In this case, the turmoil was UW athletic director Troy Dannen bolting for Nebraska after just five months on the job, in the middle of a basketball coaching search.

But Sprinkle was there for the taking thanks to blood ties to the school — his father, Bill, played defensive back for UW in the 1960s — and his desire to work in the Big Ten.

And Sprinkle, who reportedly is finalizing a six-year contract with UW, comes with the added bonus of being highly qualified for the job after miraculous work at Utah State.

The roster Sprinkle inherited in Logan last spring had zippo — no returning points, no returning rebounds, not even a returning assist.

He hit the transfer portal, assimilated the parts and forged a cohesive rotation that won the Mountain West regular-season title and reached the NCAAs.

Sure, the eighth-seeded Aggies were embarrassed by No. 1 Purdue in the second round, and UW fans undoubtedly would have preferred a 15-to-20-point loss rather than the 39-point obliteration that played out in Indianapolis.

But Purdue is not a relevant point of comparison to assess Sprinkle’s craftsmanship. Utah State’s first-round victory over No. 9 TCU provides far better insight.

The Aggies won the game handily with something Washington fans might not have recognized: a coherent offense.

Sprinkle’s team had a plan and executed the plan under the crucible of the NCAAs against an opponent from a power conference with a comparable seed.

So impressive was Sprinkle’s work, in fact, that he emerged as an obvious candidate to replace Mike Hopkins long before the Huskies actually dismissed Hopkins on March 8.

In seven years on Montlake, Hopkins coached in two NCAA Tournament games, both in the pre-COVID era.

In the past three seasons at Montana State (his alma mater) and Utah State, Sprinkle has coached in four NCAA games.

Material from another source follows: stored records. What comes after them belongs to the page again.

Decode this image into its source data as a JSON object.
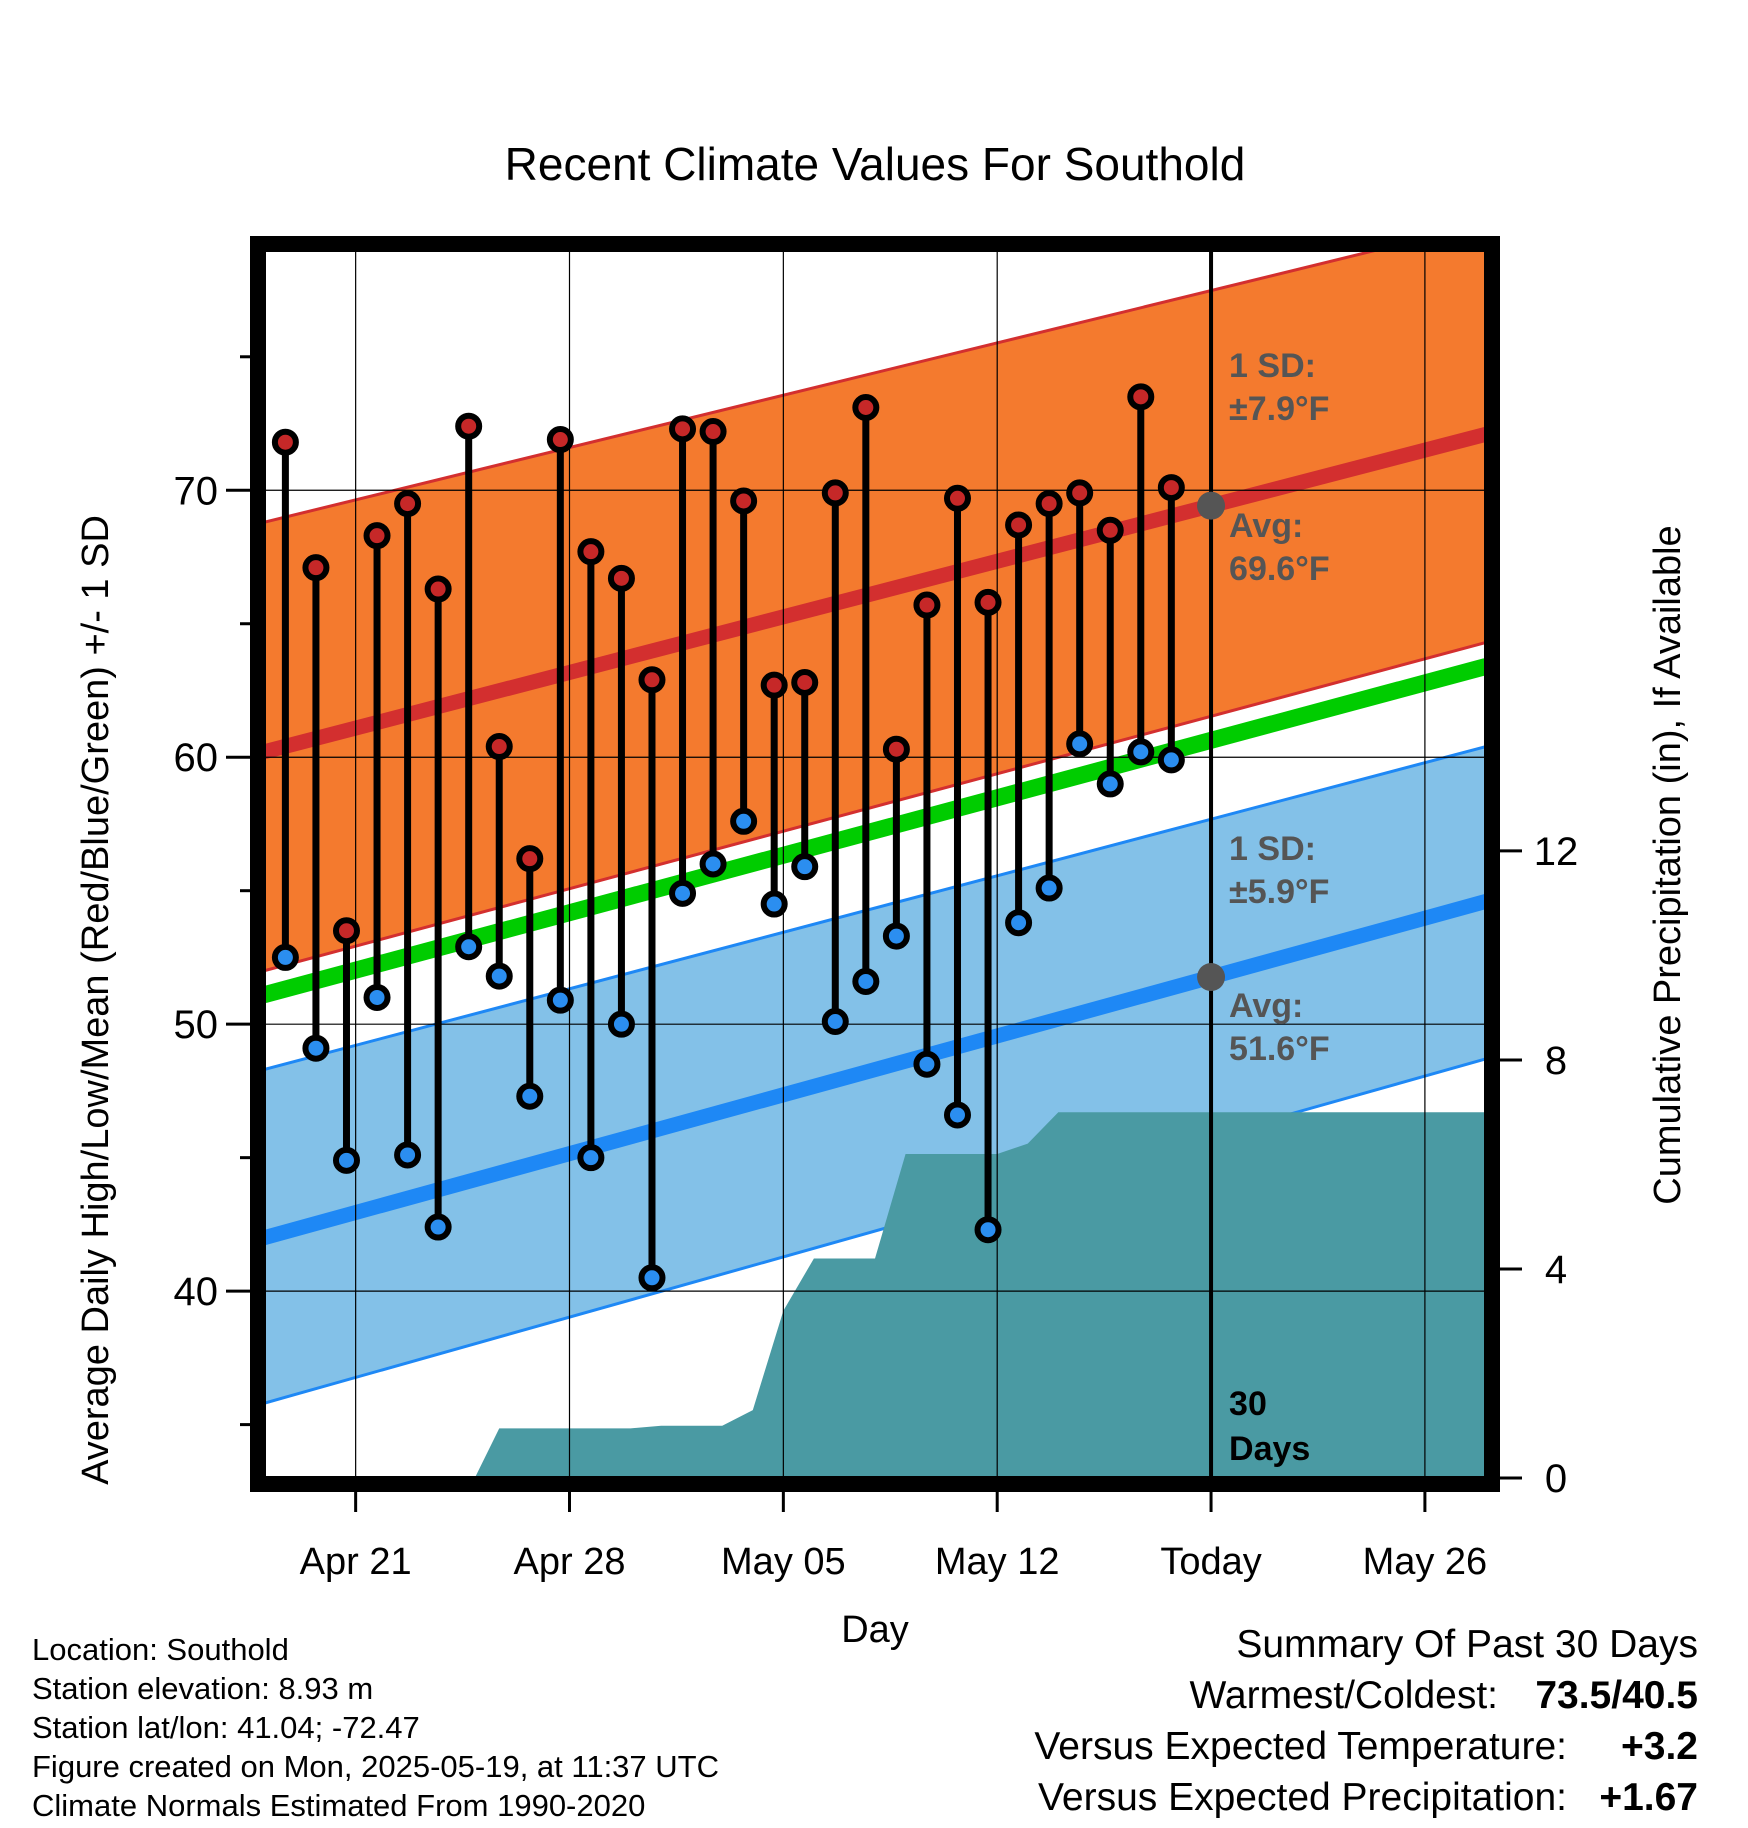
{
  "chart_data": {
    "type": "line",
    "title": "Recent Climate Values For Southold",
    "xlabel": "Day",
    "ylabel_left": "Average Daily High/Low/Mean (Red/Blue/Green) +/- 1 SD",
    "ylabel_right": "Cumulative Precipitation (in), If Available",
    "x_tick_labels": [
      "Apr 21",
      "Apr 28",
      "May 05",
      "May 12",
      "Today",
      "May 26"
    ],
    "x_tick_days": [
      3,
      10,
      17,
      24,
      31,
      38
    ],
    "x_range_days": [
      0,
      40
    ],
    "today_day": 31,
    "ylim_left": [
      33,
      79
    ],
    "y_ticks_left": [
      40,
      50,
      60,
      70
    ],
    "ylim_right": [
      0,
      23.5
    ],
    "y_ticks_right": [
      0,
      4,
      8,
      12
    ],
    "grid": true,
    "series": [
      {
        "name": "High",
        "color": "#c62828",
        "days": [
          0.7,
          1.7,
          2.7,
          3.7,
          4.7,
          5.7,
          6.7,
          7.7,
          8.7,
          9.7,
          10.7,
          11.7,
          12.7,
          13.7,
          14.7,
          15.7,
          16.7,
          17.7,
          18.7,
          19.7,
          20.7,
          21.7,
          22.7,
          23.7,
          24.7,
          25.7,
          26.7,
          27.7,
          28.7,
          29.7
        ],
        "values": [
          71.8,
          67.1,
          53.5,
          68.3,
          69.5,
          66.3,
          72.4,
          60.4,
          56.2,
          71.9,
          67.7,
          66.7,
          62.9,
          72.3,
          72.2,
          69.6,
          62.7,
          62.8,
          69.9,
          73.1,
          60.3,
          65.7,
          69.7,
          65.8,
          68.7,
          69.5,
          69.9,
          68.5,
          73.5,
          70.1
        ]
      },
      {
        "name": "Low",
        "color": "#2b8ef0",
        "days": [
          0.7,
          1.7,
          2.7,
          3.7,
          4.7,
          5.7,
          6.7,
          7.7,
          8.7,
          9.7,
          10.7,
          11.7,
          12.7,
          13.7,
          14.7,
          15.7,
          16.7,
          17.7,
          18.7,
          19.7,
          20.7,
          21.7,
          22.7,
          23.7,
          24.7,
          25.7,
          26.7,
          27.7,
          28.7,
          29.7
        ],
        "values": [
          52.5,
          49.1,
          44.9,
          51.0,
          45.1,
          42.4,
          52.9,
          51.8,
          47.3,
          50.9,
          45.0,
          50.0,
          40.5,
          54.9,
          56.0,
          57.6,
          54.5,
          55.9,
          50.1,
          51.6,
          53.3,
          48.5,
          46.6,
          42.3,
          53.8,
          55.1,
          60.5,
          59.0,
          60.2,
          59.9
        ]
      }
    ],
    "normals": {
      "high_avg": {
        "days": [
          0,
          40
        ],
        "values": [
          60.2,
          72.1
        ]
      },
      "high_upper": {
        "days": [
          0,
          40
        ],
        "values": [
          68.8,
          80.0
        ]
      },
      "high_lower": {
        "days": [
          0,
          40
        ],
        "values": [
          52.0,
          64.3
        ]
      },
      "mean": {
        "days": [
          0,
          40
        ],
        "values": [
          51.1,
          63.4
        ]
      },
      "low_avg": {
        "days": [
          0,
          40
        ],
        "values": [
          42.0,
          54.6
        ]
      },
      "low_upper": {
        "days": [
          0,
          40
        ],
        "values": [
          48.3,
          60.4
        ]
      },
      "low_lower": {
        "days": [
          0,
          40
        ],
        "values": [
          35.8,
          48.7
        ]
      }
    },
    "precip": {
      "name": "Cumulative Precipitation",
      "color": "#4a9aa3",
      "days": [
        6.9,
        7.7,
        10,
        12,
        13,
        15,
        16,
        17,
        18,
        20,
        21,
        24,
        25,
        26,
        40
      ],
      "values": [
        0,
        0.95,
        0.95,
        0.95,
        1.0,
        1.0,
        1.3,
        3.2,
        4.2,
        4.2,
        6.2,
        6.2,
        6.4,
        7.0,
        7.0
      ]
    },
    "annotations": {
      "high_sd_label": "1 SD:",
      "high_sd_value": "±7.9°F",
      "high_avg_label": "Avg:",
      "high_avg_value": "69.6°F",
      "low_sd_label": "1 SD:",
      "low_sd_value": "±5.9°F",
      "low_avg_label": "Avg:",
      "low_avg_value": "51.6°F",
      "days_count": "30",
      "days_word": "Days"
    },
    "colors": {
      "high_band": "#f47a2e",
      "high_line": "#d32f2f",
      "low_band": "#83c1e8",
      "low_line": "#1e88f5",
      "mean_line": "#00cc00",
      "annotation_text": "#555555"
    }
  },
  "info": {
    "location": "Location: Southold",
    "elevation": "Station elevation: 8.93 m",
    "latlon": "Station lat/lon: 41.04; -72.47",
    "created": "Figure created on Mon, 2025-05-19, at 11:37 UTC",
    "normals": "Climate Normals Estimated From 1990-2020"
  },
  "summary": {
    "title": "Summary Of Past 30 Days",
    "warmest_label": "Warmest/Coldest:",
    "warmest_value": "73.5/40.5",
    "temp_label": "Versus Expected Temperature:",
    "temp_value": "+3.2",
    "temp_color": "#d32f2f",
    "precip_label": "Versus Expected Precipitation:",
    "precip_value": "+1.67",
    "precip_color": "#22bb22"
  }
}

The change constitutes a clear upgrade and gives UW a chance to eventually compete for top-tier finishes in the Big Ten, where the absence of basketball blue bloods creates opportunities for consistent success that don’t necessarily exist in football.

But make no mistake: The process that led to Washington hiring Sprinkle played out on the edge.

What if Utah State hadn’t produced a regular season that exceeded even the most optimistic expectations?

What if the Aggies had won 20 games instead of 28 and qualified for the NIT, not the NCAAs?